Over the course of 3 1/2 hours, he shared his experience and personal insights on lighting. After a working conversation on key tips, pointers and techniques he wanted to highlight, we spend the bulk of the time "trying things out" together in a live studio setting.
As I've had a couple weeks to reflect on the many things I picked up from the workshop, I took a moment to thank Tony for his "game changing" workshop - at least it was game changing for me! Since "vulnerability" is one of my focus areas for 2016, I wanted to journal this experience of sharpening my photographic skill and trade in the coming months and years. This will give me something to look back and reflect upon:
Thank you for an informative evening. While I’ve shot nature and architectural photography for years, for the first time I’m trying to make a living (or partial living) off my craft.

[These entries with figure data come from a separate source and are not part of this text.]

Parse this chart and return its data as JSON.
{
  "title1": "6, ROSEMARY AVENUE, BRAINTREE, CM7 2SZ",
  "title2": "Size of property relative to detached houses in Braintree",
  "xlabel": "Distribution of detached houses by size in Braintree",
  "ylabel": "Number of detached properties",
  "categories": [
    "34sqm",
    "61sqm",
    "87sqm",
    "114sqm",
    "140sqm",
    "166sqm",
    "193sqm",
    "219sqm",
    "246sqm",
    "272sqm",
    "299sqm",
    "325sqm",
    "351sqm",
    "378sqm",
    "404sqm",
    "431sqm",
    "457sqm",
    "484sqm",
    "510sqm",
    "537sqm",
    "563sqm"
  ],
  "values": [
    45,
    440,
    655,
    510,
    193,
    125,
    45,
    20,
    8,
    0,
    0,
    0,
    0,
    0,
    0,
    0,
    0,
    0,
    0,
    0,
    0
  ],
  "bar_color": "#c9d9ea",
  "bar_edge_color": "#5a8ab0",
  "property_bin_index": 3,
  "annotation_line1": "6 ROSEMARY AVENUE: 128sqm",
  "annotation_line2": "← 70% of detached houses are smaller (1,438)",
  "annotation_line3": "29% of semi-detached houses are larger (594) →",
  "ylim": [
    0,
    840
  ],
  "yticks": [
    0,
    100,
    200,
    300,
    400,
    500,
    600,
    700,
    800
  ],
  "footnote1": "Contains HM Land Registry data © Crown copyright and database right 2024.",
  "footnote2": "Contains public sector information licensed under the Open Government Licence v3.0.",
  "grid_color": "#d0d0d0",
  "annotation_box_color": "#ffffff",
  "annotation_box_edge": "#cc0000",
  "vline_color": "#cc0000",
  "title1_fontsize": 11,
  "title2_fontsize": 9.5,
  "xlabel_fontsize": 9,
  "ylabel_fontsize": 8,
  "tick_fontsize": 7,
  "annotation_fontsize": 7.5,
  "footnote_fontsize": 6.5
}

So, I’ve been trying to figure out what I don’t know but need to know, so I can take targeted workshops, online classes, etc. to supplement my “self trained” eye.It’s both scary and exciting.You were my first go at this - it was scary and intimidating to sign up for your workshop, and the first 5 minutes were nerve wracking because the voice in my head was saying either “You’re not good enough…” or “Who the hell do you think you are?”And right away, you put me at ease. While much of what you said about lighting was new to me, and some was way over my head, you shared your experience, tips and insights with such humility, clarity, and in enough depth that I could grasp some of it…probably more than I even realize now. But, I haven’t stopped talking about your workshop with friends and family - and am excited to start putting some of what I learned into experimenting.